Joseph Emerson, the airline pilot, claims never to have taken mushrooms prior to the incident in question.[i] He did have a history worthy of notice: he had been bullied as a kid, sent to therapy, then struggled with an alcohol problem, and had been depressed for the last 6 years, which intensified more recently with the death of a close friend. He described himself as having “longstanding mental health issues,” and at some point, was seeing a therapist. His wife reported that she had been urging him to seek help because of his response to the loss. His solution was to turn to a hallucinogen. Not the best decision, but not surprising, given that hallucinogens have received so much positive attention and, more generally, that people turn to all kinds of medications as a way to alleviate mental suffering.

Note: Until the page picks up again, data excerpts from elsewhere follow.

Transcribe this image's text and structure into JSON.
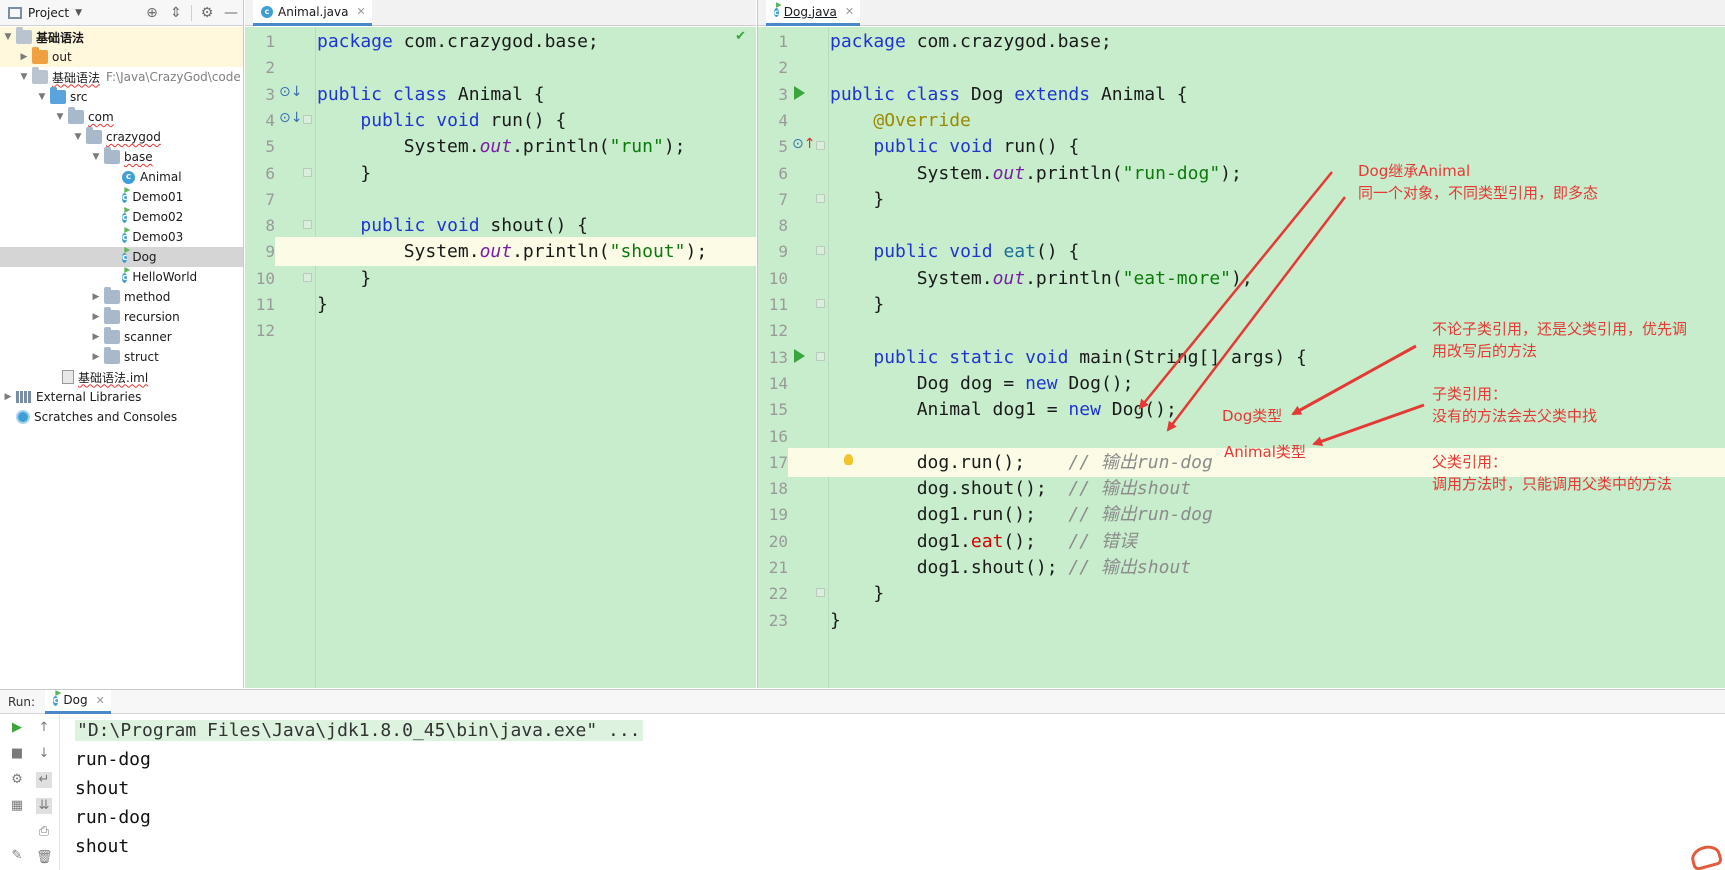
{
  "project_panel": {
    "title": "Project",
    "tree": [
      {
        "label": "基础语法",
        "hint": ""
      },
      {
        "label": "out",
        "hint": ""
      },
      {
        "label": "基础语法",
        "hint": "F:\\Java\\CrazyGod\\code"
      },
      {
        "label": "src",
        "hint": ""
      },
      {
        "label": "com",
        "hint": ""
      },
      {
        "label": "crazygod",
        "hint": ""
      },
      {
        "label": "base",
        "hint": ""
      },
      {
        "label": "Animal",
        "hint": ""
      },
      {
        "label": "Demo01",
        "hint": ""
      },
      {
        "label": "Demo02",
        "hint": ""
      },
      {
        "label": "Demo03",
        "hint": ""
      },
      {
        "label": "Dog",
        "hint": ""
      },
      {
        "label": "HelloWorld",
        "hint": ""
      },
      {
        "label": "method",
        "hint": ""
      },
      {
        "label": "recursion",
        "hint": ""
      },
      {
        "label": "scanner",
        "hint": ""
      },
      {
        "label": "struct",
        "hint": ""
      },
      {
        "label": "基础语法.iml",
        "hint": ""
      },
      {
        "label": "External Libraries",
        "hint": ""
      },
      {
        "label": "Scratches and Consoles",
        "hint": ""
      }
    ]
  },
  "left_editor": {
    "tab_label": "Animal.java",
    "line_numbers": [
      "1",
      "2",
      "3",
      "4",
      "5",
      "6",
      "7",
      "8",
      "9",
      "10",
      "11",
      "12"
    ],
    "lines": [
      "package com.crazygod.base;",
      "",
      "public class Animal {",
      "    public void run() {",
      "        System.out.println(\"run\");",
      "    }",
      "",
      "    public void shout() {",
      "        System.out.println(\"shout\");",
      "    }",
      "}",
      ""
    ]
  },
  "right_editor": {
    "tab_label": "Dog.java",
    "line_numbers": [
      "1",
      "2",
      "3",
      "4",
      "5",
      "6",
      "7",
      "8",
      "9",
      "10",
      "11",
      "12",
      "13",
      "14",
      "15",
      "16",
      "17",
      "18",
      "19",
      "20",
      "21",
      "22",
      "23"
    ],
    "lines": [
      "package com.crazygod.base;",
      "",
      "public class Dog extends Animal {",
      "    @Override",
      "    public void run() {",
      "        System.out.println(\"run-dog\");",
      "    }",
      "",
      "    public void eat() {",
      "        System.out.println(\"eat-more\");",
      "    }",
      "",
      "    public static void main(String[] args) {",
      "        Dog dog = new Dog();",
      "        Animal dog1 = new Dog();",
      "",
      "        dog.run();    // 输出run-dog",
      "        dog.shout();  // 输出shout",
      "        dog1.run();   // 输出run-dog",
      "        dog1.eat();   // 错误",
      "        dog1.shout(); // 输出shout",
      "    }",
      "}"
    ]
  },
  "annotations": {
    "note1_line1": "Dog继承Animal",
    "note1_line2": "同一个对象，不同类型引用，即多态",
    "note2_line1": "不论子类引用，还是父类引用，优先调",
    "note2_line2": "用改写后的方法",
    "note3_line1": "子类引用：",
    "note3_line2": "没有的方法会去父类中找",
    "note4_line1": "父类引用：",
    "note4_line2": "调用方法时，只能调用父类中的方法",
    "dog_type": "Dog类型",
    "animal_type": "Animal类型",
    "color": "#e53935"
  },
  "run_panel": {
    "label": "Run:",
    "tab_label": "Dog",
    "output": [
      "\"D:\\Program Files\\Java\\jdk1.8.0_45\\bin\\java.exe\" ...",
      "run-dog",
      "shout",
      "run-dog",
      "shout"
    ]
  },
  "colors": {
    "editor_bg": "#c7edcc",
    "keyword": "#1f35d0",
    "string": "#0b7a0b",
    "tab_underline": "#4a88c7"
  }
}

As already mentioned, Emerson had good reason not to get help for his depression, if it would mean being sidelined from work. His case raises a point that is speculative but worth pondering. Many people know they might benefit from therapy, but they do not pursue it because of fears about what it will be like. This is a factor that should be more widely recognized and, ideally, encounter responses that would serve to encourage someone to move forward and give therapy a try.
Mental health professionals can do a better job of realistically explaining how therapy works. I am completing a book that uses memoirs that include descriptions of therapy—the voice of patients unmediated by therapists’ or researchers’ perspectives—in order to highlight their actual experience. Interestingly, most of these memoirs are about psychoanalytic therapy. CBT memoirs are hard to find, although there are lots of self-help books from this perspective. We still need therapists to write about their understanding of the process, especially in a form that specifically aims to address the concerns of someone who is open to but tentative about starting therapy. A further reason that we need such literature now is that we are facing competition from less than scrupulous sources that are happy to make hyperbolic declarations about therapy.
So, I am suggesting that new efforts ought to be made to reach people who might want to try therapy but are hesitating, and not infrequently experimenting with alternatives. Perhaps, this sounds like reinventing the wheel, since there is overlap with motivational interviewing, where one is assessing someone’s readiness to change. What I have in mind, though, differs in being more psychoanalytic, meaning that the generation of conscious responses is understood as only part of the story. When possible, I have found that it can be helpful to conduct an extended consultation period, without pressuring potential patients to get ahead of themselves.
The issue of engaging people who are on the verge of therapy is markedly different from more recalcitrant cases, I realize, where the person needs but refuses help. Our efforts might fail, no matter how qualified and experienced the clinician. However, people who have long mental health histories can be savvy in picking up how skilled and thoughtful the clinician is with whom they are interacting. The training that mental health professionals acquire equips us to hang in there with patients under difficult circumstances, to listen well and not just check boxes, and that deserves to be recognized and respected.